Cambodia operates its own licensing system — separate from any U.S. state DMV — and understanding how the two interact matters whether you're an American planning to drive in Cambodia or a Cambodian license holder who has moved to the United States.
Cambodia's driver's licenses are issued by the General Department of Public Works and Transport (DPWT) under the Ministry of Public Works and Transport. The country follows a tiered classification system covering motorcycles, private vehicles, and commercial vehicles.
License categories in Cambodia generally include:
| Category | Covers |
|---|---|
| A | Motorcycles |
| B | Private passenger vehicles (up to 9 seats) |
| C | Trucks and cargo vehicles |
| D | Passenger buses |
| E | Heavy combination vehicles |
Applicants typically must pass a written knowledge test, a practical driving test, and a medical screening. Minimum age requirements vary by category. The license is issued as a physical card and is renewed periodically — renewal cycles and fees vary based on license class and current policy.

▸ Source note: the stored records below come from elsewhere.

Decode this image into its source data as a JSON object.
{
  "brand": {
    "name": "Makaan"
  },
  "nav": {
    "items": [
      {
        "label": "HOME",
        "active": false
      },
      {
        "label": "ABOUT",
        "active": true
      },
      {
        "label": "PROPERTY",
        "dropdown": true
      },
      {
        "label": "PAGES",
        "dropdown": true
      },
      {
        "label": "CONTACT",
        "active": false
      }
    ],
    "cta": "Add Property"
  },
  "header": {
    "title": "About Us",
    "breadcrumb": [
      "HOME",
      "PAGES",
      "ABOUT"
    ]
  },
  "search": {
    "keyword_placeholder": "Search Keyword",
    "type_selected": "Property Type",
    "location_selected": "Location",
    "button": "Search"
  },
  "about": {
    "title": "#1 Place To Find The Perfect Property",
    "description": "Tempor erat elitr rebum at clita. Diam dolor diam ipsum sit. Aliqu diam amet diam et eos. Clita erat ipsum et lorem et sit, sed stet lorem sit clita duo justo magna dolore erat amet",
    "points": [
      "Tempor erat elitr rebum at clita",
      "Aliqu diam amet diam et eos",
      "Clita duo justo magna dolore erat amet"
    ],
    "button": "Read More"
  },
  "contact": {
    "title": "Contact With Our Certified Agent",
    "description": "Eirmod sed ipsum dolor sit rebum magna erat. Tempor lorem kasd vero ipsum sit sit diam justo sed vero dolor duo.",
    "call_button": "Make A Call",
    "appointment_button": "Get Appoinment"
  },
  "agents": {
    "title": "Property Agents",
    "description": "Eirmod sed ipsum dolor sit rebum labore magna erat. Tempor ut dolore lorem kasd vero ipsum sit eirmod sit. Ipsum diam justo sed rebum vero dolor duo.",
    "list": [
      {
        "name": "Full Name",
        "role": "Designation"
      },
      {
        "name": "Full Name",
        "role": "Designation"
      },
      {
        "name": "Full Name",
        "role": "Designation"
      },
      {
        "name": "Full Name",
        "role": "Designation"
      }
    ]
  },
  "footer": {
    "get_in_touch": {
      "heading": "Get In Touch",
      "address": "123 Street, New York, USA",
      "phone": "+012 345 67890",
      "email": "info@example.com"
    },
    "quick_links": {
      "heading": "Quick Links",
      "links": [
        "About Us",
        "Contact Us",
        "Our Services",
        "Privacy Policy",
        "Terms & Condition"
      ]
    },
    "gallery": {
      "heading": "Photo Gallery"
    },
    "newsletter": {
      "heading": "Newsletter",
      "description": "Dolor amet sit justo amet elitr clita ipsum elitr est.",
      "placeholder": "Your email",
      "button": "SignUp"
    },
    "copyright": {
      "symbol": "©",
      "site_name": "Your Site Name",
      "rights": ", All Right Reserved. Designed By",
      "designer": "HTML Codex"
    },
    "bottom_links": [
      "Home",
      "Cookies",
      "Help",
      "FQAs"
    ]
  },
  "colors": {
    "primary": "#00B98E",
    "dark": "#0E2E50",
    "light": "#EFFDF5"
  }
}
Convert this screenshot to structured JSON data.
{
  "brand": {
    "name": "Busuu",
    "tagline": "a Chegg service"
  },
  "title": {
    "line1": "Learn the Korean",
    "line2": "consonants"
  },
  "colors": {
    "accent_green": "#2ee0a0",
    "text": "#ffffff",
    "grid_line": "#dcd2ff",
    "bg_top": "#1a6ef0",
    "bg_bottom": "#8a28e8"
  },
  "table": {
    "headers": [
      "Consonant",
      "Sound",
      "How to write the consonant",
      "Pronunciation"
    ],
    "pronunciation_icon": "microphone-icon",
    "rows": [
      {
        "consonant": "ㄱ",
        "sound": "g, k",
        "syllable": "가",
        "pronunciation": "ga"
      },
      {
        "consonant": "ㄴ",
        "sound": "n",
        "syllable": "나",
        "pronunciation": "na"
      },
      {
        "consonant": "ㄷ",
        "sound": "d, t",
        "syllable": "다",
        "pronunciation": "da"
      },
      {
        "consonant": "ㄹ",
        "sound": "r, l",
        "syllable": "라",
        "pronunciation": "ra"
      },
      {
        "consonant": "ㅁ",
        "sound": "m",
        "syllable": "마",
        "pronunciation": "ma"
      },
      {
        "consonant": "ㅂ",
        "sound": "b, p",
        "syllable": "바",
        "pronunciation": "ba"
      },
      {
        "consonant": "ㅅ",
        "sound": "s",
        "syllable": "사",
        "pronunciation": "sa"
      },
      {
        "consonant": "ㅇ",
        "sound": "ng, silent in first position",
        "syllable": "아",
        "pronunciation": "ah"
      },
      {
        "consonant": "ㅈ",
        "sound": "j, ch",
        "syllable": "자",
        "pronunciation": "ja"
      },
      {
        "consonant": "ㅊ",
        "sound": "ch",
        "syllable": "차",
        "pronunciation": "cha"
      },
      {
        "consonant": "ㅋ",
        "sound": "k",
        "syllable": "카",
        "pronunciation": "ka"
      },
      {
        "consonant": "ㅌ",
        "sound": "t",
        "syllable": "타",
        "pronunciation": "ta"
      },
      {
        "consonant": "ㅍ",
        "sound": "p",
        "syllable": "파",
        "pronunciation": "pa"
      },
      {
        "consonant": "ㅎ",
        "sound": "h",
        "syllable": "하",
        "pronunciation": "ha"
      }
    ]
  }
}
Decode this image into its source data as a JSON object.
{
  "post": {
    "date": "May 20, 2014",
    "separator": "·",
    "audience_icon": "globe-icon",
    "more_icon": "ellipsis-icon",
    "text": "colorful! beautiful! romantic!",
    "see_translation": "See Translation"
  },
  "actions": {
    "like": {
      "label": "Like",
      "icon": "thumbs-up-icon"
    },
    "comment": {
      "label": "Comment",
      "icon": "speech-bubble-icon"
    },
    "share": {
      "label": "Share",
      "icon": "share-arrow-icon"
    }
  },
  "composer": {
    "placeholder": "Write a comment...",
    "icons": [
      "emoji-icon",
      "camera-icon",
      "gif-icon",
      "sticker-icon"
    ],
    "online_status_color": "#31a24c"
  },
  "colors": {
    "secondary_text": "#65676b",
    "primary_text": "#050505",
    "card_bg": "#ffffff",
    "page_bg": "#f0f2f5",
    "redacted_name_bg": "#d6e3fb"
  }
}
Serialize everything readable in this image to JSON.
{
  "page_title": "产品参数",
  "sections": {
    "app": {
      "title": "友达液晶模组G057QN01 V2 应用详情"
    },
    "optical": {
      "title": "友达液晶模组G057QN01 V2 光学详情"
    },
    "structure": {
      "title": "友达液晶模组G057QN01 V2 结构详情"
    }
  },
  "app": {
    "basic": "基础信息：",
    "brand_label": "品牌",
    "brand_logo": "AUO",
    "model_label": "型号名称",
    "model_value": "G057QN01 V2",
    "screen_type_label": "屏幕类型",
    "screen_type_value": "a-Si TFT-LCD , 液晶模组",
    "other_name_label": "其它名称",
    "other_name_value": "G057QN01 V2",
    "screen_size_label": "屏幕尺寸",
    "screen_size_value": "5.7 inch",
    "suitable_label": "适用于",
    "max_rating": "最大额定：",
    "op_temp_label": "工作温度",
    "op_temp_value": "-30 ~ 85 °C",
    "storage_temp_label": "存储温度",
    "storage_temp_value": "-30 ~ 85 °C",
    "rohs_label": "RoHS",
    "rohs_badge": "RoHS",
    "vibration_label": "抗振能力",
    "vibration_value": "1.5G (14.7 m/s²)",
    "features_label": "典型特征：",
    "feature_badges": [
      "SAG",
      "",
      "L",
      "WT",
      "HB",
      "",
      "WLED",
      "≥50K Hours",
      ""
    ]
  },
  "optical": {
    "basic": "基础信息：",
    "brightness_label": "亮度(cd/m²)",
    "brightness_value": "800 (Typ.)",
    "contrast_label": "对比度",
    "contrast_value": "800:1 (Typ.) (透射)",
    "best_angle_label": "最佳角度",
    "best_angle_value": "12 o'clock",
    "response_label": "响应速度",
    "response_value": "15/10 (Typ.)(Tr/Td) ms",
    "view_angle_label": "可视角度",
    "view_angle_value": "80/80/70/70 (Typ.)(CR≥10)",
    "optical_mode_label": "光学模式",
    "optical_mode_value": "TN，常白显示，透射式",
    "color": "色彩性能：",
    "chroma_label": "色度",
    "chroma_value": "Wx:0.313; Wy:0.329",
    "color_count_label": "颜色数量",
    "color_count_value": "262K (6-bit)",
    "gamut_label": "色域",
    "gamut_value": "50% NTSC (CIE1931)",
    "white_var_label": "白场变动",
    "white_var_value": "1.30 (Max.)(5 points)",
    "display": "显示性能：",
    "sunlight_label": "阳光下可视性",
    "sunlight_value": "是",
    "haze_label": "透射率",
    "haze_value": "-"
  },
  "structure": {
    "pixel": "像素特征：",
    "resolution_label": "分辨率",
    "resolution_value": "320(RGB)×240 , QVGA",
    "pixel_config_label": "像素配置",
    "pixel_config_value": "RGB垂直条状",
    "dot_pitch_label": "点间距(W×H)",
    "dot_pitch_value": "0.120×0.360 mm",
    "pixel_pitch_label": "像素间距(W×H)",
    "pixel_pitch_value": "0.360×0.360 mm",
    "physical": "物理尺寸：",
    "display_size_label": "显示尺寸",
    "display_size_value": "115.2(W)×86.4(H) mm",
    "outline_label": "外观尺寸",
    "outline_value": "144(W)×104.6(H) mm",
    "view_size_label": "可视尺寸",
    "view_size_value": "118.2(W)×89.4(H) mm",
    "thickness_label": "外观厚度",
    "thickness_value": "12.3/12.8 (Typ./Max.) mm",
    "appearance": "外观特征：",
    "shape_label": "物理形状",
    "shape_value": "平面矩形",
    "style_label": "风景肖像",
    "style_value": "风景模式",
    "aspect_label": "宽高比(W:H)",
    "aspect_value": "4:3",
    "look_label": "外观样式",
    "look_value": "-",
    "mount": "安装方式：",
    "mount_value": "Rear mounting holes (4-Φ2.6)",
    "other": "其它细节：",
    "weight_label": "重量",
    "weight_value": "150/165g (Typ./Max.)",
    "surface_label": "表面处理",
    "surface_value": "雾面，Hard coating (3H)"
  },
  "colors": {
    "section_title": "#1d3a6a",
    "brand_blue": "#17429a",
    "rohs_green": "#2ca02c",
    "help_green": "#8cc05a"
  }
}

Cambodia is not a signatory to the 1968 Vienna Convention on Road Traffic in a way that creates automatic mutual recognition with all countries, which affects how Cambodian licenses are treated internationally.
U.S. driver's licenses are not automatically valid in Cambodia. American drivers visiting or residing in Cambodia generally need either a locally issued Cambodian license or an International Driving Permit (IDP) paired with their valid U.S. license.
An IDP is not a standalone license — it functions as a certified translation of your U.S. license and is only valid alongside the original. IDPs are issued in the United States by authorized organizations (not by state DMVs), and they're valid for one year from the date of issue.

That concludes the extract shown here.